The research collaboration will leverage Wren’s new network kinetics drug discovery platform to identify small molecule candidates that have the potential to selectively target and limit the aggregation of alpha-synuclein.  Eisai will lend its expertise in neurodegenerative disorders to accelerate the development of the most promising candidates to clinical trials.

“We are delighted to have formed this collaboration with Eisai, a company with a distinguished track record and company-wide commitment to providing innovative treatments for patients suffering from neurodegenerative diseases,” Samuel Cohen, PhD, CEO of Wren, said in a press release.

“We believe that by combining our unique, predictive and quantitatively driven platform with Eisai’s deep expertise in neurology, we can together advance highly differentiated small molecules targeting α-synuclein for the treatment of debilitating protein misfolding disorders such as Parkinson’s disease,” Cohen said.

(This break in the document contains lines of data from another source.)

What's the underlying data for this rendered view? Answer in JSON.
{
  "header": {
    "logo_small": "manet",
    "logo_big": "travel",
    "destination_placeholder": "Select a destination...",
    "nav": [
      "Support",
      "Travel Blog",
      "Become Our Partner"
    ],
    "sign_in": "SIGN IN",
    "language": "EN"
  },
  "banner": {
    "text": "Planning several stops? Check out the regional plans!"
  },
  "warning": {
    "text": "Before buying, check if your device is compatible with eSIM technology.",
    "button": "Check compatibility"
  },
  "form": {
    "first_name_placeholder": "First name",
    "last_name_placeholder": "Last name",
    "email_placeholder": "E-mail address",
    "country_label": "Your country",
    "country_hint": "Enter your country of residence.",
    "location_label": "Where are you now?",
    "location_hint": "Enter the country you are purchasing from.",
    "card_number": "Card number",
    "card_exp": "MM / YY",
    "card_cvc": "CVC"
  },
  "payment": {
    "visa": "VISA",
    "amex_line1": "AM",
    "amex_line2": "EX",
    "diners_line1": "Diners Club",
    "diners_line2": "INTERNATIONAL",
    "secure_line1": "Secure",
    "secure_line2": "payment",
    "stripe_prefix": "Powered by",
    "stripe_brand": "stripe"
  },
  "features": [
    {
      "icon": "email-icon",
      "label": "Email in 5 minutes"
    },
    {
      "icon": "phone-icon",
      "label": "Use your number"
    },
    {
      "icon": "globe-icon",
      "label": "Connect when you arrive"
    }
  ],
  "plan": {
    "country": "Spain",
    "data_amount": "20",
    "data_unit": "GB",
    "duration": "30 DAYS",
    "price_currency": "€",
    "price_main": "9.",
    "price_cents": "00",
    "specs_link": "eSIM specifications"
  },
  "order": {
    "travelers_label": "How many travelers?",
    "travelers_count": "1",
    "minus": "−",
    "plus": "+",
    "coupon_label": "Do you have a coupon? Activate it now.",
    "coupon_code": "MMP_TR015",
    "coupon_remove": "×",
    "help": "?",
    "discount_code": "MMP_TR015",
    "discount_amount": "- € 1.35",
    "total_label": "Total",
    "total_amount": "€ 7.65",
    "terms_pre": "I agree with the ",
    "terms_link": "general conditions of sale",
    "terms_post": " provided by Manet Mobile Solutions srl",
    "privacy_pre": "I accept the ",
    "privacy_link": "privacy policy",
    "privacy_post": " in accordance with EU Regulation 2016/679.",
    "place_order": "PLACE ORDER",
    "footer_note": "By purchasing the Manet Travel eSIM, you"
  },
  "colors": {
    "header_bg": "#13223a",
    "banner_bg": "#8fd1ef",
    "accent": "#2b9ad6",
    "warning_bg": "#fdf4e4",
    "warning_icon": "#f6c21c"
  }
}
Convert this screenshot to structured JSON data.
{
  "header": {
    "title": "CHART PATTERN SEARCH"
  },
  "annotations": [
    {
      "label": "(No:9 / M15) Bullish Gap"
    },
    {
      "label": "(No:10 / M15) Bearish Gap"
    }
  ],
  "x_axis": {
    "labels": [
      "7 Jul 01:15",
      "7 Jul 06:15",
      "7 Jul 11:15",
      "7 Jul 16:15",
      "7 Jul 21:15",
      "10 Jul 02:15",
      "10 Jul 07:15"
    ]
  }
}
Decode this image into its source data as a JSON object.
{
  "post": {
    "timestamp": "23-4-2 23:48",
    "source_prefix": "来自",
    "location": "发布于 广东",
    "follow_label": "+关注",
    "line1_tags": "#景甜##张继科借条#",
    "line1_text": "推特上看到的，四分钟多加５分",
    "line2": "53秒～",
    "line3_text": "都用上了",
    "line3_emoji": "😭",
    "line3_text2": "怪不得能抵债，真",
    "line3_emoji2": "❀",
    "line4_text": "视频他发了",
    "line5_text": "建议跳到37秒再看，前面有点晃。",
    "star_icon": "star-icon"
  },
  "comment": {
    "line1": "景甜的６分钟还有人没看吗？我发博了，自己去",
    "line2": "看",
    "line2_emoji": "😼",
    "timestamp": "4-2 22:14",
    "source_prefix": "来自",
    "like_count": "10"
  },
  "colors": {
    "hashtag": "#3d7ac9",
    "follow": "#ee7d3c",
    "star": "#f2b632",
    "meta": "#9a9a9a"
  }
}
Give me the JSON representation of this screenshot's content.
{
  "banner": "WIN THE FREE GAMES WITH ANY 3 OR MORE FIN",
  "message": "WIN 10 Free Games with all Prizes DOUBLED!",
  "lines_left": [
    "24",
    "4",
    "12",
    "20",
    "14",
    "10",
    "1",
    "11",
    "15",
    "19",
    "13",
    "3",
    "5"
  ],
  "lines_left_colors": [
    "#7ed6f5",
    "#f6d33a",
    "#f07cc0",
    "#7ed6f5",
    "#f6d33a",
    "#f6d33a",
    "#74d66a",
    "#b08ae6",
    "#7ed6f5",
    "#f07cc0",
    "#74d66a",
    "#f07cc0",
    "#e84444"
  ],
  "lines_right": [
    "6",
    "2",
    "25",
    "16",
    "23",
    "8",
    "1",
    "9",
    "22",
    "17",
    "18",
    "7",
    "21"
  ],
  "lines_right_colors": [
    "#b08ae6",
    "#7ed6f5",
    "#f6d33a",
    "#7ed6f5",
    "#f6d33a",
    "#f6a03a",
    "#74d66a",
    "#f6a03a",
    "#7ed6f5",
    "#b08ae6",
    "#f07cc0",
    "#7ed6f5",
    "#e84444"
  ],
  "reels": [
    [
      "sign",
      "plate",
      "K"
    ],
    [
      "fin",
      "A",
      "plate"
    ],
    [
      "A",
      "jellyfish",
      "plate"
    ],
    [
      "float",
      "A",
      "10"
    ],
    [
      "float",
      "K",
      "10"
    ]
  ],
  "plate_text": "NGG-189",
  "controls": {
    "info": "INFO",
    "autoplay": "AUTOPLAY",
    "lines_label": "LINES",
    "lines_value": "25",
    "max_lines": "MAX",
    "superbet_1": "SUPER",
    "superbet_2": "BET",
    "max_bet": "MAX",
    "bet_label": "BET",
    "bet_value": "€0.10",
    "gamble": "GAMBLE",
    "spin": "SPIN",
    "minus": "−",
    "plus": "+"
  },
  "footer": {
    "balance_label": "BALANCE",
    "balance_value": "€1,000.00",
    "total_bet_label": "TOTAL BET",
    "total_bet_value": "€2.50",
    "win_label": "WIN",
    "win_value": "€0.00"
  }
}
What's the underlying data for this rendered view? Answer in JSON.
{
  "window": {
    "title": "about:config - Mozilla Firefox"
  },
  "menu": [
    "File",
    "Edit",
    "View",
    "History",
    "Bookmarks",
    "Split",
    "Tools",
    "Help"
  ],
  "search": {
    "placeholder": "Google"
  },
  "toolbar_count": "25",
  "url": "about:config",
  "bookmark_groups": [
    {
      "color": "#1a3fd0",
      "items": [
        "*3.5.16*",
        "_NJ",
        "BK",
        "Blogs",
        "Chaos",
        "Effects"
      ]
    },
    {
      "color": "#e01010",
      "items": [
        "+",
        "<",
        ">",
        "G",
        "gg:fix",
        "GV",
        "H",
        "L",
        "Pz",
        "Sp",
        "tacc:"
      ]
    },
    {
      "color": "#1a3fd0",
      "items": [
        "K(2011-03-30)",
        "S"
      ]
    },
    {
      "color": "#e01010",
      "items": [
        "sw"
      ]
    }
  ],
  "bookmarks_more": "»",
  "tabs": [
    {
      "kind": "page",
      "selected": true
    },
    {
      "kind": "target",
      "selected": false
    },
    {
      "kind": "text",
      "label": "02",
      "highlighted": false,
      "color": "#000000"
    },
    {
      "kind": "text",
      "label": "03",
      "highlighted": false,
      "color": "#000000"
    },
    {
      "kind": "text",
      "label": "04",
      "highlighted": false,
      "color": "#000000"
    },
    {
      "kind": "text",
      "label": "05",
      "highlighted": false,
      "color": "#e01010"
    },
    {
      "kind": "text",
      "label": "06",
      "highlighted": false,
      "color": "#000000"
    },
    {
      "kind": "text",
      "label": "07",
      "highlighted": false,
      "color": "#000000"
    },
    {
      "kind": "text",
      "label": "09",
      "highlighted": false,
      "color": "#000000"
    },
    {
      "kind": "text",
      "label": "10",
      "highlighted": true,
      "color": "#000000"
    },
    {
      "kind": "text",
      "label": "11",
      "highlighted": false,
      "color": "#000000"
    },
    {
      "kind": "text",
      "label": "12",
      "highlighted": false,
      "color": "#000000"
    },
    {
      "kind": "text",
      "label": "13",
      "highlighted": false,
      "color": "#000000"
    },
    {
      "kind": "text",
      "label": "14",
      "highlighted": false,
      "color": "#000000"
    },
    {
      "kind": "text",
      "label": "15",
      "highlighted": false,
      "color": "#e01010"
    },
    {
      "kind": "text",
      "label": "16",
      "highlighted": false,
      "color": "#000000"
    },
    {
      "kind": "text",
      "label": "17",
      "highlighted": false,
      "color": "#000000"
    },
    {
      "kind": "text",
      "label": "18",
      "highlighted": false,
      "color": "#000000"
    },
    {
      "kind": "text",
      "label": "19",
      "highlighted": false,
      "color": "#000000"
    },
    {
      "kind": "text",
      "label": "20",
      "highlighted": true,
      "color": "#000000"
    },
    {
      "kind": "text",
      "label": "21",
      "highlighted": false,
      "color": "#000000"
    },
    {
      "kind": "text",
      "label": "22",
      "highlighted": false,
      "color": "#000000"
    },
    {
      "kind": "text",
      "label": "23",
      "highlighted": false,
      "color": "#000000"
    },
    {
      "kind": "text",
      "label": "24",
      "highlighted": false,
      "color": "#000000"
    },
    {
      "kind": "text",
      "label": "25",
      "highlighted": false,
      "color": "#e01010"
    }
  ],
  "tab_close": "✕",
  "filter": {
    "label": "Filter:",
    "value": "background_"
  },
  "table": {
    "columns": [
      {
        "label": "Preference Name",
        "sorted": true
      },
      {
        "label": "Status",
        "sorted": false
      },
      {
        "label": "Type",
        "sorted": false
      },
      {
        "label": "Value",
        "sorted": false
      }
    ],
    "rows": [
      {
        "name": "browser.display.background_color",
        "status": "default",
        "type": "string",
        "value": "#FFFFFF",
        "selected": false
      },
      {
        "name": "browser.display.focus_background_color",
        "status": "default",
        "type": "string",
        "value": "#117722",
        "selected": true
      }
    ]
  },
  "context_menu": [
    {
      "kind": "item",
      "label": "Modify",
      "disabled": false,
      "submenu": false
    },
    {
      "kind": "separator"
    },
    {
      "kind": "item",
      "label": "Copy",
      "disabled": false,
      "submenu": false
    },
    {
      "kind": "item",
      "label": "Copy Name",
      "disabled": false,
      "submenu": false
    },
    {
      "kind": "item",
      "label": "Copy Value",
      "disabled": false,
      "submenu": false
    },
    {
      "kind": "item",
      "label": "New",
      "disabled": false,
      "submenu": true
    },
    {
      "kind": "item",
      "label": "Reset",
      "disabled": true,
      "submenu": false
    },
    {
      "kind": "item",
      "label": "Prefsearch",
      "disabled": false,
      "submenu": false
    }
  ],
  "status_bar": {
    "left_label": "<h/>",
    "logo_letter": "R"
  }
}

Alpha-synuclein is a protein that is particularly abundant in the brain, where it tends to localize at neurons’ endings, in specialized structures called presynaptic terminals. Within these structures, alpha-synuclein interacts with other molecules and proteins, and is thought to help regulate neuron function and communication.

However, when misfolded, alpha-synuclein tends to aggregate and form protein clumps. When these aggregates of alpha-synuclein build up to toxic levels inside nerve cells, the cells start to die. This is the hallmark of synucleinopathies, which comprise a series of neurodegenerative disorders in which the loss of nerve cells is triggered mainly by the accumulation of misfolded alpha-synuclein.

“Synucleinopathies such as dementia with Lewy bodies and Parkinson’s disease represent a significant unmet medical need due to the lack of any effective disease-modifying treatments. The accumulation of [alpha]-synuclein oligomers with protein misfolding is an important hallmark of these diseases,” said Teiji Kimura, PhD, vice president and chief discovery officer of the Eisai Neurology Business Group.

“The Wren team, with its world-renowned founding scientists, is pioneering a new and fundamentally different approach to addressing protein misfolding diseases. By integrating capabilities across both companies we expect this exciting collaboration to be uniquely successful in identifying novel disease-modifying therapeutics for patients suffering from dementia with Lewy bodies, Parkinson’s disease and related disorders,” Kimura added.